SD | South Dakota | 733.1 | 364 | 3 | 0.02277 | 0.0013225 | 0.0000301131 |

ND | North Dakota | 633.7 | 416 | 3 | 0.02279 | 0.0012371 | 0.0000281884 |

AK | Alaska | 619.5 | 299 | 3 | 0.02279 | 0.0014592 | 0.0000332515 |

VT | Vermont | 593.7 | 316 | 3 | 0.02277 | 0.0014194 | 0.0000323232 |

DC | District of Columbia | 519.0 | 256 | 3 | 0.02278 | 0.0015770 | 0.0000359220 |

WY | Wyoming | 479.6 | 227 | 3 | 0.02277 | 0.0016747 | 0.0000381351 |

**TODO!**

There are occasional claims that the US electoral college system over-represents small states. This belief probably comes from the observation that the number of electors is not in proportion to the population, since every state has two electors corresponding to its two senators, on top of the electors corresponding to representatives.
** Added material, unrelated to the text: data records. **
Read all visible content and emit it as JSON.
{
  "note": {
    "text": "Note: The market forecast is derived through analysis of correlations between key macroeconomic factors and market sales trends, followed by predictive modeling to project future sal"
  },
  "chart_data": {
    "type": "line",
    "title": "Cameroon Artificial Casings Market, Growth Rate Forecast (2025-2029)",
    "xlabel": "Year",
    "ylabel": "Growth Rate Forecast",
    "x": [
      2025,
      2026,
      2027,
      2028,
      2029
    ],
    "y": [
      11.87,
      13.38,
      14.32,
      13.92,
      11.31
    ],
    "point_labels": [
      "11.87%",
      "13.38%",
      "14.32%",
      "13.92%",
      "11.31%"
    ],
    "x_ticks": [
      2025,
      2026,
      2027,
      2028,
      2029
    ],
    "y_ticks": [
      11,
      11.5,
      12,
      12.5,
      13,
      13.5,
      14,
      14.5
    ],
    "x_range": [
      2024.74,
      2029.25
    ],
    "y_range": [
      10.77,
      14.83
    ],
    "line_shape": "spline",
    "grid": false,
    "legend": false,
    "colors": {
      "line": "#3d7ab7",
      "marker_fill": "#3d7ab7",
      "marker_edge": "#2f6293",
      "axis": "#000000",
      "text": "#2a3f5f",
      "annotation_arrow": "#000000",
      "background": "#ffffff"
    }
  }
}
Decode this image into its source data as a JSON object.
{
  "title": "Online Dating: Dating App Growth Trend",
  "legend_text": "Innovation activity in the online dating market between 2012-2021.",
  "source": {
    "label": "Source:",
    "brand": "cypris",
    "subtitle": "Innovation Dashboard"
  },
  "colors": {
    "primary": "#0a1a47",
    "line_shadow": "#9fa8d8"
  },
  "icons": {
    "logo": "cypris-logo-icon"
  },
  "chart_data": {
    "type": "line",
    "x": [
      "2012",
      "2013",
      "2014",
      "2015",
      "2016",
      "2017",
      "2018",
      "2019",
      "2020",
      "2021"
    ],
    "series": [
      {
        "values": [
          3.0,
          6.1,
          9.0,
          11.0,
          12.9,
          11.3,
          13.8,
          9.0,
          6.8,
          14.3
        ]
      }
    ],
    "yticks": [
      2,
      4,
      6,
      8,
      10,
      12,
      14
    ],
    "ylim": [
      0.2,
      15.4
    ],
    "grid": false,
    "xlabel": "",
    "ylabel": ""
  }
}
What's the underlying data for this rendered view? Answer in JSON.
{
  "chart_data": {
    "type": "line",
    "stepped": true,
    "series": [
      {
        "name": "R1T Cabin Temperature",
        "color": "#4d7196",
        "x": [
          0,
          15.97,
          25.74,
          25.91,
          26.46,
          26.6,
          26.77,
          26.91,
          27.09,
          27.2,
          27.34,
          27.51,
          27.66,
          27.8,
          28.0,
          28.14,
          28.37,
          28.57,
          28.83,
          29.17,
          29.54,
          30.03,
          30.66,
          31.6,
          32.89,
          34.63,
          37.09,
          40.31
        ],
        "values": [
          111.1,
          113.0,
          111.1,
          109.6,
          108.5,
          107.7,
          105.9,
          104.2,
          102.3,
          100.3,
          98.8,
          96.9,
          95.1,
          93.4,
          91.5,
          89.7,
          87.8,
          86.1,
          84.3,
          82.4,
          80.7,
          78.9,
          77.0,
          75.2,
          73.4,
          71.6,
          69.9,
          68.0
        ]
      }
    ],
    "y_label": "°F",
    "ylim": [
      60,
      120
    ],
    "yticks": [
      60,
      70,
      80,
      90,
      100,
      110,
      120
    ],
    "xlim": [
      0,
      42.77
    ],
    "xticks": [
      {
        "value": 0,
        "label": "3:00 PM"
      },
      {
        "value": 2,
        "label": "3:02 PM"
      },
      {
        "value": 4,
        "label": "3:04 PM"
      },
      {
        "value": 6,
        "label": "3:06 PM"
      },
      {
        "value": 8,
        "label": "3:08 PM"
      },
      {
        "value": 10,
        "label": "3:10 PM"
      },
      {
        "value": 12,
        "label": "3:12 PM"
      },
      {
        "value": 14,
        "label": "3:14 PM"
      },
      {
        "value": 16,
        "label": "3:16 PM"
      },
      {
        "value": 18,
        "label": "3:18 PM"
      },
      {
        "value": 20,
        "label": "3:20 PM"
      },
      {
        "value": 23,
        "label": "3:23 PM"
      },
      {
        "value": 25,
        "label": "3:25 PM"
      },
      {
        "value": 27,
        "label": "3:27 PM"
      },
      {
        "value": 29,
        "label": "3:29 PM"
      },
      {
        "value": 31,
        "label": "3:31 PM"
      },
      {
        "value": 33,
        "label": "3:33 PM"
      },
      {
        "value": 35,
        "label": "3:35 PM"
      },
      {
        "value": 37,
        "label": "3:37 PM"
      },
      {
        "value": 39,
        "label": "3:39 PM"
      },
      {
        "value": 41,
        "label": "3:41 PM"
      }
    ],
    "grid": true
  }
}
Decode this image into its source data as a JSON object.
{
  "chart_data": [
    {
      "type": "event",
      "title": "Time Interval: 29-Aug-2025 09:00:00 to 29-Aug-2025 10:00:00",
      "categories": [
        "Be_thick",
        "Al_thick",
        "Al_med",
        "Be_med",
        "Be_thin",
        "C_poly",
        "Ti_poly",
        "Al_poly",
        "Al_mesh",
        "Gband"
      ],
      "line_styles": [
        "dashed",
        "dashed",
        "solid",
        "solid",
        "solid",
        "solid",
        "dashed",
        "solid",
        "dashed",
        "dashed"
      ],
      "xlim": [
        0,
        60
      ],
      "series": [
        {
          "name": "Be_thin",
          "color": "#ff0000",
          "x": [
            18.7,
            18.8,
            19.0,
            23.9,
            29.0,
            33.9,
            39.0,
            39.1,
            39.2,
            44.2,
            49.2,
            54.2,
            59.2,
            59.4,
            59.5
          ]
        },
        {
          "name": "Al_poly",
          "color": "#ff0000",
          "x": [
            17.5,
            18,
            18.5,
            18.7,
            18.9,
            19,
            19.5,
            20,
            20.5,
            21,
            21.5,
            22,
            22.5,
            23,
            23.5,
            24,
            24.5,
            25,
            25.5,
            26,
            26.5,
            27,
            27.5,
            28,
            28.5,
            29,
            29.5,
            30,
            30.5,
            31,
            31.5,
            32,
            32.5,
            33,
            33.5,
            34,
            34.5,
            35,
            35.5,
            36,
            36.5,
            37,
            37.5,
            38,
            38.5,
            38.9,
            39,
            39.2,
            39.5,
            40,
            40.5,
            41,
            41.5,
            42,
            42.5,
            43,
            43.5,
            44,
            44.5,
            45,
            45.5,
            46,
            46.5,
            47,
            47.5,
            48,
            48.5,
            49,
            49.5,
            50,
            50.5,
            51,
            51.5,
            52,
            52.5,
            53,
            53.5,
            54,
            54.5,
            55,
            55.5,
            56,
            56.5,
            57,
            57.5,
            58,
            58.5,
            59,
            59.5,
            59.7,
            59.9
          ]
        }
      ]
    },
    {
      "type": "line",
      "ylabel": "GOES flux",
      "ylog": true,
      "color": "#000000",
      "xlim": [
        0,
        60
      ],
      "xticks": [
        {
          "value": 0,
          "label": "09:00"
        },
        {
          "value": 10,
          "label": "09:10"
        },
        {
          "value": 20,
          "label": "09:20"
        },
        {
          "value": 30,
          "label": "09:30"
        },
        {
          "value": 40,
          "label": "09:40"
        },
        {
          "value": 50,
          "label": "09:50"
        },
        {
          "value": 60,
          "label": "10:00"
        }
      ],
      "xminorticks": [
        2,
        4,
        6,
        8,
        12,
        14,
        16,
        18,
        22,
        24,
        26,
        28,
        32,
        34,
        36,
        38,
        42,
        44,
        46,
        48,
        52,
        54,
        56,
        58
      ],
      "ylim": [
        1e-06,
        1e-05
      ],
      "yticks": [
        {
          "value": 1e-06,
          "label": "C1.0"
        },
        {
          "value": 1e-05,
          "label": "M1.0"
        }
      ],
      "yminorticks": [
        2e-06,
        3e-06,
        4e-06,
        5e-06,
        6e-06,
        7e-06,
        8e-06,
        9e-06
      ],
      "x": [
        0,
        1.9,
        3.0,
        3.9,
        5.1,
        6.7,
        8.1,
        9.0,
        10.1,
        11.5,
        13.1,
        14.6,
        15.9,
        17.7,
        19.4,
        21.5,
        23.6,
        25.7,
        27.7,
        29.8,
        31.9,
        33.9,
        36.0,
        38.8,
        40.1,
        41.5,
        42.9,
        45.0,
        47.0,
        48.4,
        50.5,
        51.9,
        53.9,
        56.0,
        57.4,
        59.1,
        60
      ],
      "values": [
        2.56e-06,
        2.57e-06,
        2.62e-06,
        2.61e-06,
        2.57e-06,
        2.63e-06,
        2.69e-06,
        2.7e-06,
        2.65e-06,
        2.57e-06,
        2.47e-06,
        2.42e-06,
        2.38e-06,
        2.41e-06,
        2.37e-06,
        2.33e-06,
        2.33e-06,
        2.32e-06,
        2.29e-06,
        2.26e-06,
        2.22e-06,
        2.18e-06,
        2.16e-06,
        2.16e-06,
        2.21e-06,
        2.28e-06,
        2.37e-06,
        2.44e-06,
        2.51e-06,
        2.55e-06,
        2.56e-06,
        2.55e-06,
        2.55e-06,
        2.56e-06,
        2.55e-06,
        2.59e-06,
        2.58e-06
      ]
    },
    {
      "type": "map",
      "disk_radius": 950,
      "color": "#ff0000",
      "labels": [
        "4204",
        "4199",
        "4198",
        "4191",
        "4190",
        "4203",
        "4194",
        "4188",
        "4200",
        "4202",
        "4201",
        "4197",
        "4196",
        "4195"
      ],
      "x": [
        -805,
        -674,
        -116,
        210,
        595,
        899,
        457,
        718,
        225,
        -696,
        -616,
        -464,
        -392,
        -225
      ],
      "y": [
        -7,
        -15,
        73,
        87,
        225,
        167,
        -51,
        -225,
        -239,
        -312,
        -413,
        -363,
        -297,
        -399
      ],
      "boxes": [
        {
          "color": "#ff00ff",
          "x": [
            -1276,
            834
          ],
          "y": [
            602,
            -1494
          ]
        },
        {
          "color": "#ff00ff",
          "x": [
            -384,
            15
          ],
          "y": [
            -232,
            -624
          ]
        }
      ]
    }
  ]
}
However, we have just shown that this belief is in error: the bias is in favor of populous states. It is in no way a negligible phenomenon: similar coefficients of power would be obtained by giving as much as 4 votes to every Californian, 2.6 for each Texan, and so on down to 1 for each citizen of Montana (actually the figures for Maine and Nebraska might be even lower, for we have not computed them accurately).

Note that this unfairness (actually, “imbalance” would be a more proper term
in view of the formalism) has nothing to do with the existence of the
electoral college *in se*. It would be quite possible to have a
balanced electoral system with an electoral college, by giving each
state an electoral weight proportional to the *square root* of
its population (not quite true either, but it would be better, at
least). We have already explained that some two-level (or
higher-level) decision systems can be (monotone,) unbiased and fair,
without being (directly) votational.

It is beyond our purpose to discuss whether it is actually
*desirable* to change the US electoral system. However, the
present study should at least shed new light on the question.